Das Gefälle zwischen Bernburgplatz und Emsufer wird durch einen in den Hang eingebetteten Pfad überwunden. Auch hier findet sich das Motiv der Klima Oasen wieder. Es sind mehrere Routen möglich, wovon die längste durch geringe Steigungen und eingefügte Podeste barrierefrei ist.

 

B.3      Konzept 03 „Greenbeat“

 

Der GREENBEAT legt den Schwerpunkt auf eine Parkgestaltung mit Spiel- und Aufenthaltsangeboten, da diese Themen im Rahmen der Bürgerbeteiligung sehr häufig benannt wurden.

Dieses Konzept steht für den künftig grünen Herzschlag des Bernburgparks. Die markante Wegeführung überwindet mit großer Dynamik die gegebenen Höhenunterschiede und spielt mit sich öffnenden Räumen und Sichtbeziehungen.

Die Erhöhung des Grünanteils ist auch in diesem Konzept die dominierende Zielsetzung.

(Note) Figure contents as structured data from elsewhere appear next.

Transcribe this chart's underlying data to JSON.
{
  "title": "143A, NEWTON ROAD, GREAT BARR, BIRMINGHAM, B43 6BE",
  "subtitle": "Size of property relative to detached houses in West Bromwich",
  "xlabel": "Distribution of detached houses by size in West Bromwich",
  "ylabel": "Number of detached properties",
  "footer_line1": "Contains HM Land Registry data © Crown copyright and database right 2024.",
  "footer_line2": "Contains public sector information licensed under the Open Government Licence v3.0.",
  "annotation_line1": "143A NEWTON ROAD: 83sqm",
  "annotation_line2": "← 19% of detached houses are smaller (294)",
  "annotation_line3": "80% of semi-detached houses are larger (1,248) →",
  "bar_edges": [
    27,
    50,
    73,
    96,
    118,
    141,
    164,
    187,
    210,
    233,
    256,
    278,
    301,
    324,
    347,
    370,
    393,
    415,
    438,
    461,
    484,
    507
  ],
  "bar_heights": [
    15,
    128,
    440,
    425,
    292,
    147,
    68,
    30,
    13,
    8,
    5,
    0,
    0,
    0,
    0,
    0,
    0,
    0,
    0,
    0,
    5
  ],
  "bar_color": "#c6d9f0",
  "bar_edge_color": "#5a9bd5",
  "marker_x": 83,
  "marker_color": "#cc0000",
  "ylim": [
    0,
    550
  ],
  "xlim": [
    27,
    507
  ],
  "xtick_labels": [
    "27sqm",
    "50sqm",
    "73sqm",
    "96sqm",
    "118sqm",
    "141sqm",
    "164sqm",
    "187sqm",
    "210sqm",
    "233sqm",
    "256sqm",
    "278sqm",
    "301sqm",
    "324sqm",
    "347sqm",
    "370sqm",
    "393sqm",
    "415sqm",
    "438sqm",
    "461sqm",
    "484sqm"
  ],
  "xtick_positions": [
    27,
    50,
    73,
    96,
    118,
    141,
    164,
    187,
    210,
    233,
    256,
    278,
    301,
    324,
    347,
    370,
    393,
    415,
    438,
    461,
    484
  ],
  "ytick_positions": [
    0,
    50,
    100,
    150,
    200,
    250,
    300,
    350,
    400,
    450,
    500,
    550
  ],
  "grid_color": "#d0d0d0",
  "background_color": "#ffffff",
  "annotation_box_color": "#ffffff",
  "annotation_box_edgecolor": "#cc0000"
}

Eine großzügige, bepflanzte Pergola bietet schattige Plätze zum Verweilen. An ihrem Ende liegt ein kleiner “Platz im Platz”, welcher von einem kühlenden Wasserspiel geprägt ist. Die Grünflächen bieten sowohl Raum für Kinderspiel als auch für zurückgezogenes Verweilen auf in den Rasen eingelassenen Sitzstufen. Der gegebene Gehölzbestand wird in größtmöglichem Umfang erhalten und an den erforderlichen Stellen um Neupflanzungen ergänzt.

Auch im Zugang zum Emsufer spiegelt sich das Thema Leben und Erleben wieder. Über eine Hangrutsche vom seitlichen Bereich der Brücke kann der Weg auf spielerische und aufregende Weise abgekürzt werden.

 

 

C       Bürgerbeteiligung

 

Die drei Varianten der Vorplanung wurden am 29.10.2020 vom Bau- und Mobilitätsausschuss für eine weitere Bürgerbeteiligung freigegeben (394/20).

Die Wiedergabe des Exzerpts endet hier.